- Kshirgram Location in West Bengal, India Kshirgram Kshirgram (India)
- Coordinates: 23°30′51″N 88°01′38″E﻿ / ﻿23.5141°N 88.0273°E
- Country: India
- State: West Bengal
- District: Purba Bardhaman

Population (2011)
- • Total: 2,474

Languages
- • Official: Bengali, English
- Time zone: UTC+5:30 (IST)
- ISO 3166 code: IN-WB
- Lok Sabha constituency: Bolpur
- Vidhan Sabha constituency: Mangalkot
- Website: purbabardhaman.gov.in

= Kshirgram =

Kshirgram/ ক্ষীরগ্রাম (also written as Khirogram) is a village in Mongalkote CD block in Katwa subdivision of Purba Bardhaman district in the Indian state of West Bengal.

==Geography==

===Location===
Kshirgram is located at .

===Urbanisation===
88.44% of the population of Katwa subdivision live in the rural areas. Only 11.56% of the population live in the urban areas. The map alongside presents some of the notable locations in the subdivision. All places marked in the map are linked in the larger full screen map.

==Demographics==
As per the 2011 Census of India, Kshirgram had a total population of 2,474 of which 1,260 (51%) were males and 1,214 (49%) were females. Population below 6 years was 242. The total number of literates in Kshirgram was 1,651 (73.97% of the population over 6 years).

==Culture==
Khirogram is a satipith and is famous for its Yogadya and Shiva temples.

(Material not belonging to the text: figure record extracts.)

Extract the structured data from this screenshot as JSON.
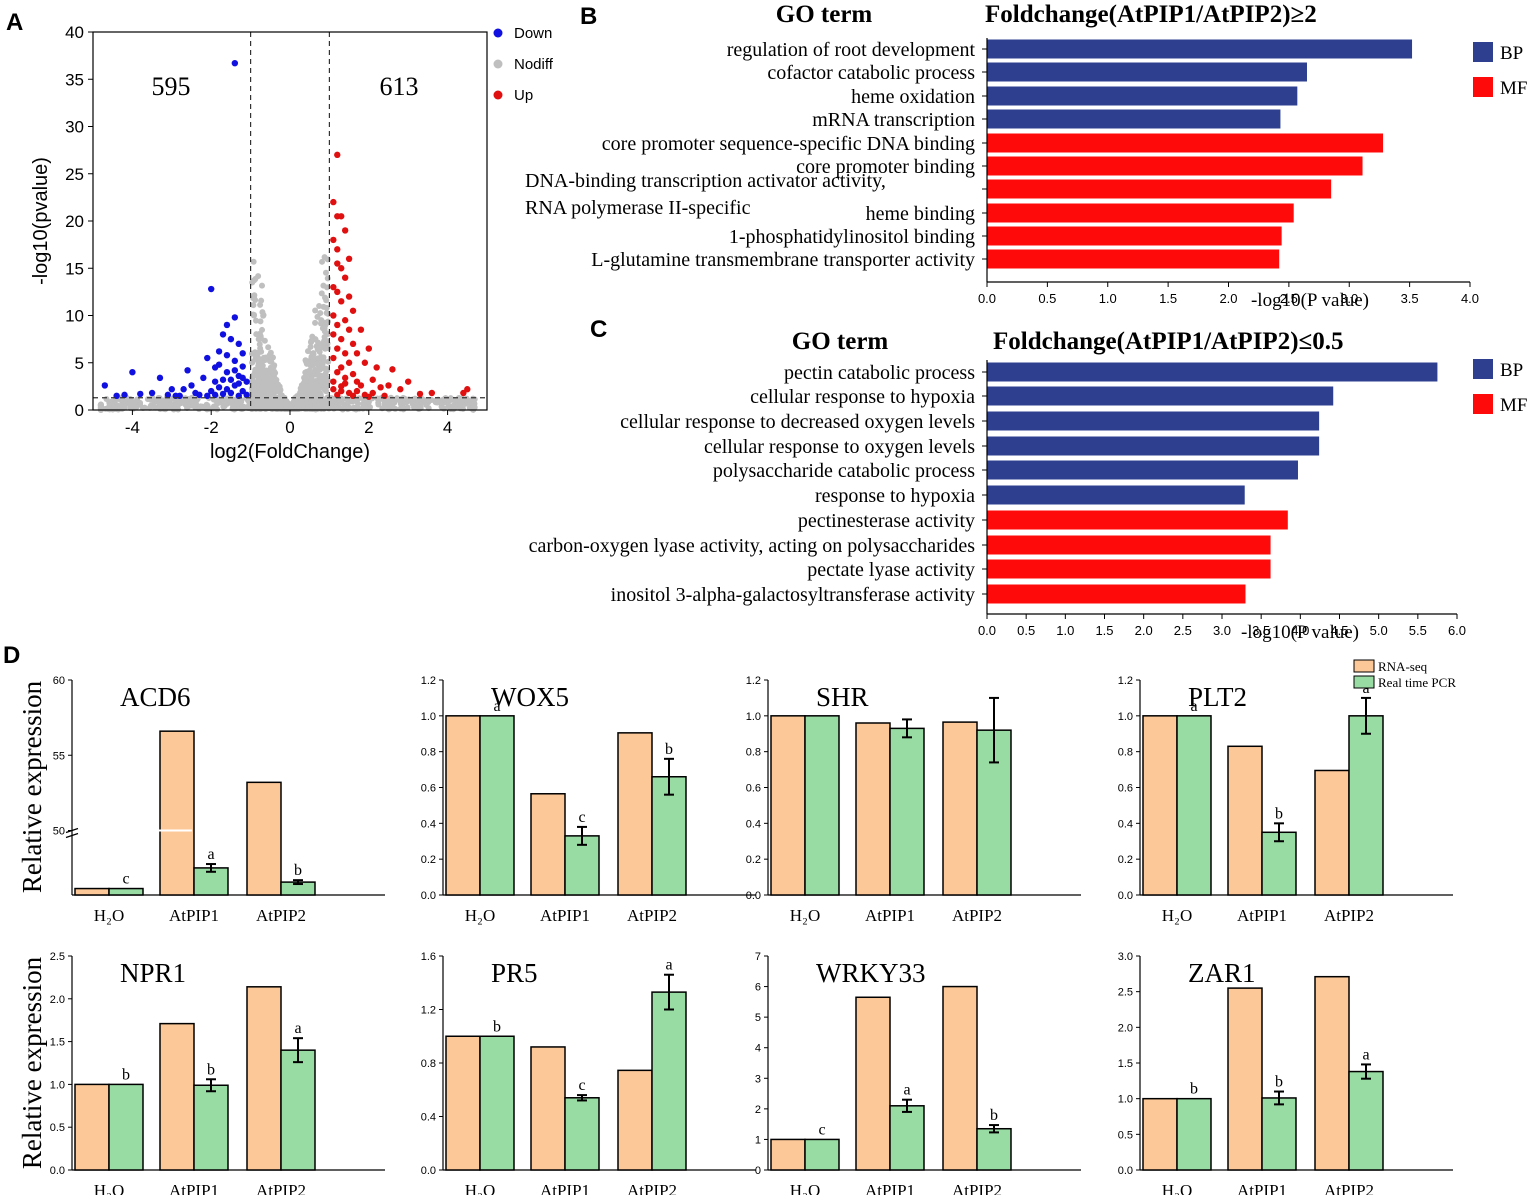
{
  "panel_labels": {
    "a": "A",
    "b": "B",
    "c": "C",
    "d": "D"
  },
  "chart_data": [
    {
      "id": "volcano",
      "type": "scatter",
      "title": "",
      "xlabel": "log2(FoldChange)",
      "ylabel": "-log10(pvalue)",
      "xlim": [
        -5,
        5
      ],
      "ylim": [
        0,
        40
      ],
      "xticks": [
        -4,
        -2,
        0,
        2,
        4
      ],
      "yticks": [
        0,
        5,
        10,
        15,
        20,
        25,
        30,
        35,
        40
      ],
      "thresholds": {
        "log2fc": [
          -1,
          1
        ],
        "neg_log10_p": 1.3
      },
      "counts": {
        "down": "595",
        "up": "613"
      },
      "legend": [
        {
          "label": "Down",
          "color": "#1010e0"
        },
        {
          "label": "Nodiff",
          "color": "#bfbfbf"
        },
        {
          "label": "Up",
          "color": "#e01010"
        }
      ],
      "down_points": [
        [
          -1.4,
          36.7
        ],
        [
          -2.0,
          12.8
        ],
        [
          -1.7,
          8.0
        ],
        [
          -1.6,
          9.0
        ],
        [
          -1.4,
          9.8
        ],
        [
          -1.5,
          7.5
        ],
        [
          -1.3,
          7.0
        ],
        [
          -1.8,
          6.2
        ],
        [
          -1.2,
          6.0
        ],
        [
          -2.1,
          5.5
        ],
        [
          -1.4,
          5.2
        ],
        [
          -1.9,
          4.5
        ],
        [
          -1.2,
          4.6
        ],
        [
          -1.6,
          4.0
        ],
        [
          -1.3,
          3.6
        ],
        [
          -2.2,
          3.4
        ],
        [
          -1.5,
          3.2
        ],
        [
          -4.0,
          4.0
        ],
        [
          -3.3,
          3.4
        ],
        [
          -2.6,
          4.2
        ],
        [
          -3.0,
          2.2
        ],
        [
          -2.5,
          2.6
        ],
        [
          -2.4,
          1.8
        ],
        [
          -3.5,
          1.8
        ],
        [
          -4.7,
          2.6
        ],
        [
          -4.2,
          1.6
        ],
        [
          -4.4,
          1.5
        ],
        [
          -3.8,
          1.7
        ],
        [
          -2.9,
          1.5
        ],
        [
          -2.0,
          2.0
        ],
        [
          -1.8,
          2.4
        ],
        [
          -1.6,
          2.2
        ],
        [
          -1.4,
          2.6
        ],
        [
          -1.2,
          2.0
        ],
        [
          -1.1,
          1.6
        ],
        [
          -1.3,
          1.5
        ],
        [
          -1.7,
          1.7
        ],
        [
          -1.9,
          1.6
        ],
        [
          -2.1,
          1.5
        ],
        [
          -2.3,
          1.6
        ],
        [
          -1.5,
          1.8
        ],
        [
          -1.1,
          3.0
        ],
        [
          -1.2,
          3.4
        ],
        [
          -1.9,
          3.0
        ],
        [
          -1.7,
          3.2
        ],
        [
          -2.7,
          2.2
        ],
        [
          -3.1,
          1.6
        ],
        [
          -2.8,
          1.5
        ],
        [
          -1.4,
          4.2
        ],
        [
          -1.8,
          4.8
        ],
        [
          -1.6,
          5.8
        ],
        [
          -1.3,
          2.8
        ]
      ],
      "up_points": [
        [
          1.2,
          27.0
        ],
        [
          1.1,
          22.0
        ],
        [
          1.2,
          20.5
        ],
        [
          1.3,
          20.5
        ],
        [
          1.4,
          19.0
        ],
        [
          1.1,
          18.0
        ],
        [
          1.2,
          17.0
        ],
        [
          1.5,
          16.0
        ],
        [
          1.2,
          15.5
        ],
        [
          1.3,
          15.0
        ],
        [
          1.4,
          14.0
        ],
        [
          1.1,
          13.0
        ],
        [
          1.5,
          12.0
        ],
        [
          1.2,
          12.5
        ],
        [
          1.3,
          11.5
        ],
        [
          1.6,
          10.5
        ],
        [
          1.1,
          10.0
        ],
        [
          1.4,
          9.5
        ],
        [
          1.2,
          9.0
        ],
        [
          1.5,
          8.5
        ],
        [
          1.8,
          8.5
        ],
        [
          1.1,
          8.0
        ],
        [
          1.3,
          7.5
        ],
        [
          1.6,
          7.0
        ],
        [
          1.2,
          6.5
        ],
        [
          2.0,
          6.5
        ],
        [
          1.4,
          6.0
        ],
        [
          1.7,
          6.0
        ],
        [
          1.1,
          5.5
        ],
        [
          1.5,
          5.0
        ],
        [
          1.9,
          5.0
        ],
        [
          1.3,
          4.5
        ],
        [
          2.2,
          4.5
        ],
        [
          2.6,
          4.3
        ],
        [
          1.2,
          4.0
        ],
        [
          1.6,
          3.8
        ],
        [
          2.1,
          3.2
        ],
        [
          3.0,
          3.0
        ],
        [
          2.5,
          2.6
        ],
        [
          1.1,
          3.0
        ],
        [
          1.4,
          2.8
        ],
        [
          1.8,
          2.6
        ],
        [
          2.3,
          2.4
        ],
        [
          2.8,
          2.2
        ],
        [
          3.3,
          1.7
        ],
        [
          3.6,
          1.8
        ],
        [
          4.5,
          2.2
        ],
        [
          4.4,
          1.8
        ],
        [
          1.1,
          2.2
        ],
        [
          1.3,
          2.0
        ],
        [
          1.5,
          1.8
        ],
        [
          1.7,
          2.0
        ],
        [
          1.9,
          1.6
        ],
        [
          2.1,
          1.8
        ],
        [
          1.2,
          1.6
        ],
        [
          1.6,
          1.5
        ],
        [
          2.4,
          1.5
        ],
        [
          2.0,
          1.4
        ],
        [
          1.4,
          3.4
        ],
        [
          1.7,
          3.0
        ],
        [
          1.3,
          2.5
        ]
      ]
    },
    {
      "id": "go_up",
      "type": "bar",
      "orientation": "horizontal",
      "title": "Foldchange(AtPIP1/AtPIP2)≥2",
      "header_left": "GO term",
      "xlabel": "-log10(P value)",
      "xlim": [
        0,
        4
      ],
      "xticks": [
        "0.0",
        "0.5",
        "1.0",
        "1.5",
        "2.0",
        "2.5",
        "3.0",
        "3.5",
        "4.0"
      ],
      "legend": [
        {
          "label": "BP",
          "color": "#2e3f8f"
        },
        {
          "label": "MF",
          "color": "#ff0a0a"
        }
      ],
      "categories": [
        "regulation of root development",
        "cofactor catabolic process",
        "heme oxidation",
        "mRNA transcription",
        "core promoter sequence-specific DNA binding",
        "core promoter binding",
        "DNA-binding transcription activator activity,",
        "RNA polymerase II-specific",
        "heme binding",
        "1-phosphatidylinositol binding",
        "L-glutamine transmembrane transporter activity"
      ],
      "values": [
        3.52,
        2.65,
        2.57,
        2.43,
        3.28,
        3.11,
        2.85,
        null,
        2.54,
        2.44,
        2.42
      ],
      "groups": [
        "BP",
        "BP",
        "BP",
        "BP",
        "MF",
        "MF",
        "MF",
        "MF",
        "MF",
        "MF",
        "MF"
      ]
    },
    {
      "id": "go_down",
      "type": "bar",
      "orientation": "horizontal",
      "title": "Foldchange(AtPIP1/AtPIP2)≤0.5",
      "header_left": "GO term",
      "xlabel": "-log10(P value)",
      "xlim": [
        0,
        6
      ],
      "xticks": [
        "0.0",
        "0.5",
        "1.0",
        "1.5",
        "2.0",
        "2.5",
        "3.0",
        "3.5",
        "4.0",
        "4.5",
        "5.0",
        "5.5",
        "6.0"
      ],
      "legend": [
        {
          "label": "BP",
          "color": "#2e3f8f"
        },
        {
          "label": "MF",
          "color": "#ff0a0a"
        }
      ],
      "categories": [
        "pectin catabolic process",
        "cellular response to hypoxia",
        "cellular response to decreased oxygen levels",
        "cellular response to oxygen levels",
        "polysaccharide catabolic process",
        "response to hypoxia",
        "pectinesterase activity",
        "carbon-oxygen lyase activity, acting on polysaccharides",
        "pectate lyase activity",
        "inositol 3-alpha-galactosyltransferase activity"
      ],
      "values": [
        5.75,
        4.42,
        4.24,
        4.24,
        3.97,
        3.29,
        3.84,
        3.62,
        3.62,
        3.3
      ],
      "groups": [
        "BP",
        "BP",
        "BP",
        "BP",
        "BP",
        "BP",
        "MF",
        "MF",
        "MF",
        "MF"
      ]
    },
    {
      "id": "expression",
      "type": "bar",
      "ylabel": "Relative expression",
      "categories": [
        "H₂O",
        "AtPIP1",
        "AtPIP2"
      ],
      "series_names": [
        "RNA-seq",
        "Real time PCR"
      ],
      "series_colors": [
        "#fdc898",
        "#98dca4"
      ],
      "genes": [
        {
          "name": "ACD6",
          "ylim": [
            0,
            60
          ],
          "broken": true,
          "yticks": [
            "",
            "",
            "",
            "50",
            "55",
            "60"
          ],
          "rna": [
            1,
            56.6,
            53.2
          ],
          "qpcr": [
            1,
            4.2,
            2.0
          ],
          "err": [
            0,
            0.6,
            0.3
          ],
          "letters": [
            "c",
            "a",
            "b"
          ]
        },
        {
          "name": "WOX5",
          "ylim": [
            0,
            1.2
          ],
          "yticks": [
            "0.0",
            "0.2",
            "0.4",
            "0.6",
            "0.8",
            "1.0",
            "1.2"
          ],
          "rna": [
            1,
            0.565,
            0.905
          ],
          "qpcr": [
            1,
            0.33,
            0.66
          ],
          "err": [
            0,
            0.05,
            0.1
          ],
          "letters": [
            "a",
            "c",
            "b"
          ]
        },
        {
          "name": "SHR",
          "ylim": [
            0,
            1.2
          ],
          "yticks": [
            "0.0",
            "0.2",
            "0.4",
            "0.6",
            "0.8",
            "1.0",
            "1.2"
          ],
          "rna": [
            1,
            0.96,
            0.965
          ],
          "qpcr": [
            1,
            0.93,
            0.92
          ],
          "err": [
            0,
            0.05,
            0.18
          ],
          "letters": [
            "",
            "",
            ""
          ]
        },
        {
          "name": "PLT2",
          "ylim": [
            0,
            1.2
          ],
          "yticks": [
            "0.0",
            "0.2",
            "0.4",
            "0.6",
            "0.8",
            "1.0",
            "1.2"
          ],
          "rna": [
            1,
            0.83,
            0.695
          ],
          "qpcr": [
            1,
            0.35,
            1.0
          ],
          "err": [
            0,
            0.05,
            0.1
          ],
          "letters": [
            "a",
            "b",
            "a"
          ]
        },
        {
          "name": "NPR1",
          "ylim": [
            0,
            2.5
          ],
          "yticks": [
            "0.0",
            "0.5",
            "1.0",
            "1.5",
            "2.0",
            "2.5"
          ],
          "rna": [
            1,
            1.71,
            2.14
          ],
          "qpcr": [
            1,
            0.99,
            1.4
          ],
          "err": [
            0,
            0.07,
            0.14
          ],
          "letters": [
            "b",
            "b",
            "a"
          ]
        },
        {
          "name": "PR5",
          "ylim": [
            0,
            1.6
          ],
          "yticks": [
            "0.0",
            "0.4",
            "0.8",
            "1.2",
            "1.6"
          ],
          "rna": [
            1,
            0.92,
            0.745
          ],
          "qpcr": [
            1,
            0.54,
            1.33
          ],
          "err": [
            0,
            0.02,
            0.13
          ],
          "letters": [
            "b",
            "c",
            "a"
          ]
        },
        {
          "name": "WRKY33",
          "ylim": [
            0,
            7
          ],
          "yticks": [
            "0",
            "1",
            "2",
            "3",
            "4",
            "5",
            "6",
            "7"
          ],
          "rna": [
            1,
            5.65,
            6.0
          ],
          "qpcr": [
            1,
            2.1,
            1.35
          ],
          "err": [
            0,
            0.2,
            0.12
          ],
          "letters": [
            "c",
            "a",
            "b"
          ]
        },
        {
          "name": "ZAR1",
          "ylim": [
            0,
            3
          ],
          "yticks": [
            "0.0",
            "0.5",
            "1.0",
            "1.5",
            "2.0",
            "2.5",
            "3.0"
          ],
          "rna": [
            1,
            2.55,
            2.71
          ],
          "qpcr": [
            1,
            1.01,
            1.38
          ],
          "err": [
            0,
            0.09,
            0.1
          ],
          "letters": [
            "b",
            "b",
            "a"
          ]
        }
      ]
    }
  ]
}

It is said that a piece of the large toe of the right leg of Sati fell at Kshirgram and it is considered one of the fifty one shakti peethas. At Kshirgram the goddess is known as Yogadya. The temple of Kshireswar is a little away from Kshirdighi.

The goddess Yogadya is worshipped at Kshirgram on Vaisakha sankranti and a big fair is organised. It is said that earlier there was no idol of the goddess at Kshirgram but both the puja and the fair were there. The goddess in an ugra-chandi form appeared in a dream to Haridutta, the king of Kshirgram and he got a stone image of the ten-armed Singhabahini goddess made and established it. The goddess is worshipped by the Ugra Kshatriyas in places other than Kshirgram, a day earlier.

When the idol of goddess Yogadya was once found broken, Nabin Bhaskar of Dainhat made an exact duplicate and the cost was borne by the Maharaja of Bardhaman.

==Transport==
It is located about 23.2 km from Katwa on the Katwa-Burdwan road.

Kshirgram is about 3 miles from the station at Kaichor on the Bardhaman-Katwa line.

==Healthcare==
There is a primary health centre at Khirogram (with 2 beds).